The Lendlease CEO said the company had 1800 build-to-rent units underway locally and another 2000 in the pipeline, adding to its international projects in the hot sector in the United States.
“We are the most experienced with both local and international capability. None of our peers have that,” Mr Lombardo said, noting the relatively small scale of many rivals, some of which have found developing in Australia tough. But meeting the housing challenge remains elusive.
“We need to really evolve the sector … housing is an important issue that we’ve got to solve,” he said. While Lendlease has sold off the bulk of its housing estate operations to a Stockland venture for $1.3bn, it is now focused on urban development where both build-to-rent and build-to-sell would be critical, he said.
Lendlease has two build-to-rent projects in Melbourne and another in Brisbane, where it is also working with the Queensland government on the Athletes Village at the Brisbane Showgrounds. It is also bidding for the development parcel next to the Sydney Fish Markets which could include some build-to-rent apartments.
Mr Lombardo said the company was aiming to support investors in the APPF Retail Fund to unlock an estimated 2250 units that could be built above and around its shopping centres, as part of its overall expansion.
“I would like to see ourselves in Australia have 10,000 built-to-rent [units] under control in the coming years,” he said.
APPF Retail had been selling off shopping centres to meet liquidity requirements from exiting investors but says these have been satisfied and is now looking at opportunities for the five assets it controls.
The fund owns 50 per cent interests in the centres in Sunshine Plaza and Westfield Carindale, both in Queensland, as well as in NSW centres Macarthur Square and Erina Fair, and has a 50 per cent interest in Lakeside Joondalup in WA.
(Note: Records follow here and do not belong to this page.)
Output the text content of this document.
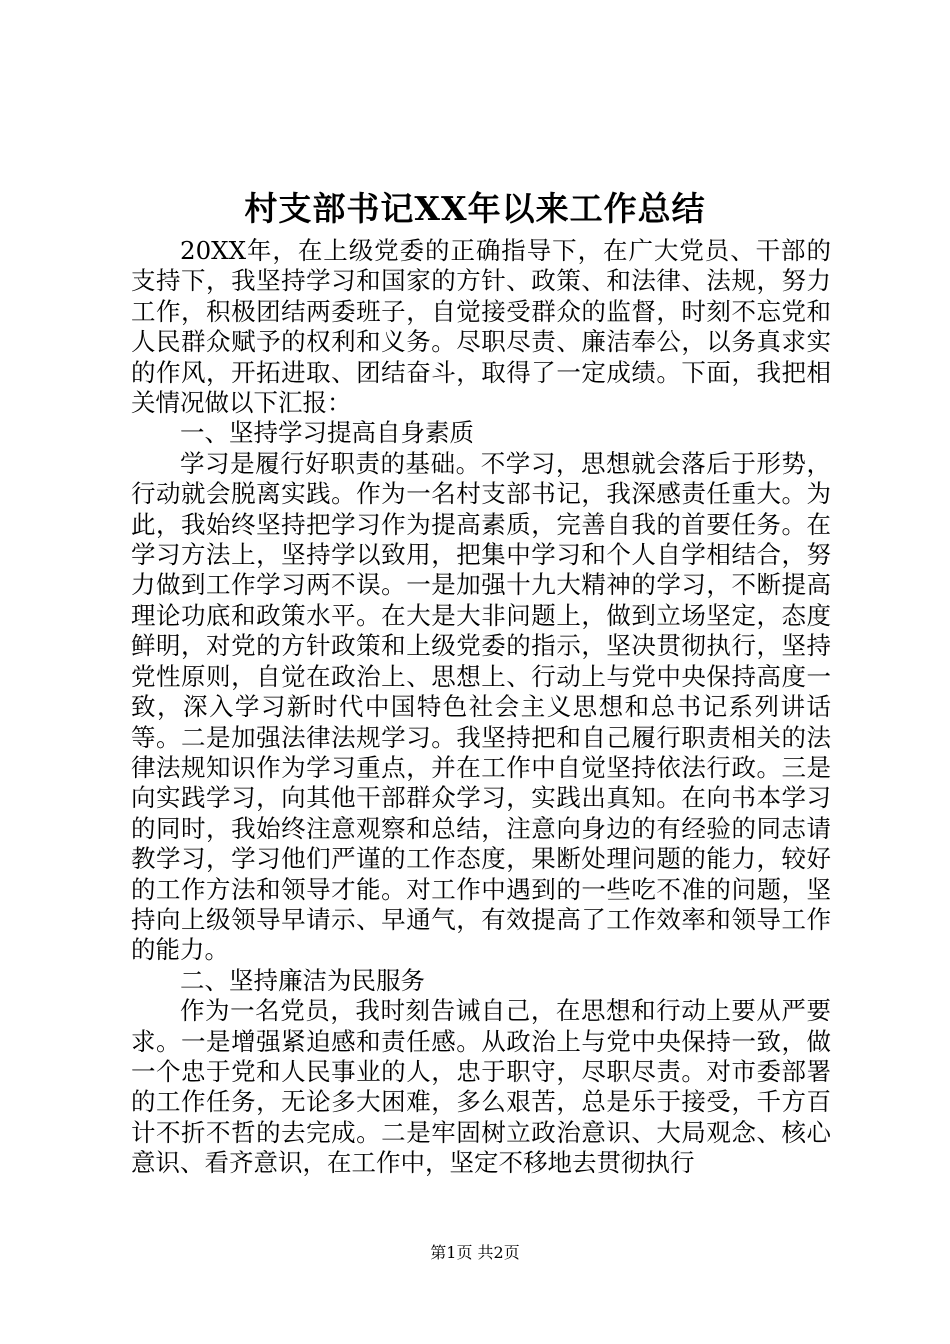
村支部书记XX年以来工作总结

20XX年，在上级党委的正确指导下，在广大党员、干部的支持下，我坚持学习和国家的方针、政策、和法律、法规，努力工作，积极团结两委班子，自觉接受群众的监督，时刻不忘党和人民群众赋予的权利和义务。尽职尽责、廉洁奉公，以务真求实的作风，开拓进取、团结奋斗，取得了一定成绩。下面，我把相关情况做以下汇报：

一、坚持学习提高自身素质

学习是履行好职责的基础。不学习，思想就会落后于形势，行动就会脱离实践。作为一名村支部书记，我深感责任重大。为此，我始终坚持把学习作为提高素质，完善自我的首要任务。在学习方法上，坚持学以致用，把集中学习和个人自学相结合，努力做到工作学习两不误。一是加强十九大精神的学习，不断提高理论功底和政策水平。在大是大非问题上，做到立场坚定，态度鲜明，对党的方针政策和上级党委的指示，坚决贯彻执行，坚持党性原则，自觉在政治上、思想上、行动上与党中央保持高度一致，深入学习新时代中国特色社会主义思想和总书记系列讲话等。二是加强法律法规学习。我坚持把和自己履行职责相关的法律法规知识作为学习重点，并在工作中自觉坚持依法行政。三是向实践学习，向其他干部群众学习，实践出真知。在向书本学习的同时，我始终注意观察和总结，注意向身边的有经验的同志请教学习，学习他们严谨的工作态度，果断处理问题的能力，较好的工作方法和领导才能。对工作中遇到的一些吃不准的问题，坚持向上级领导早请示、早通气，有效提高了工作效率和领导工作的能力。

二、坚持廉洁为民服务

作为一名党员，我时刻告诫自己，在思想和行动上要从严要求。一是增强紧迫感和责任感。从政治上与党中央保持一致，做一个忠于党和人民事业的人，忠于职守，尽职尽责。对市委部署的工作任务，无论多大困难，多么艰苦，总是乐于接受，千方百计不折不哲的去完成。二是牢固树立政治意识、大局观念、核心意识、看齐意识，在工作中，坚定不移地去贯彻执行

第1页 共2页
Mr Lombardo emphasised that the $50bn investment management arm remains critical to his strategy for turning the company around. Lendlease has about $750m of capital backing the APPF series.
He pointed to the company’s $200m of capital in the retail fund and its $2bn development pipeline, 85 per cent of which is residential units, which will be either sold individually or held as rental units.
The company expects fund investors to reap 11 to 13 per cent annual returns.
Despite its sell-offs, the retail fund is a top quartile performer over the last five years, and the expected returns are above rival core funds. “It’s delivering on some of the development of that alpha that’s embedded in the fund; that’s where it can actually increase the performance,” Mr Lombardo said.
Lendlease has undertaken a roadshow across its retail, office and industrial funds and about $200m worth of capital is looking to invest via the secondaries market. It will also back projects in its fund with its own capital.
“I’m prepared to put some capital in to unlock that as we move forward in this next phase of this asset plan,” Mr Lombardo said.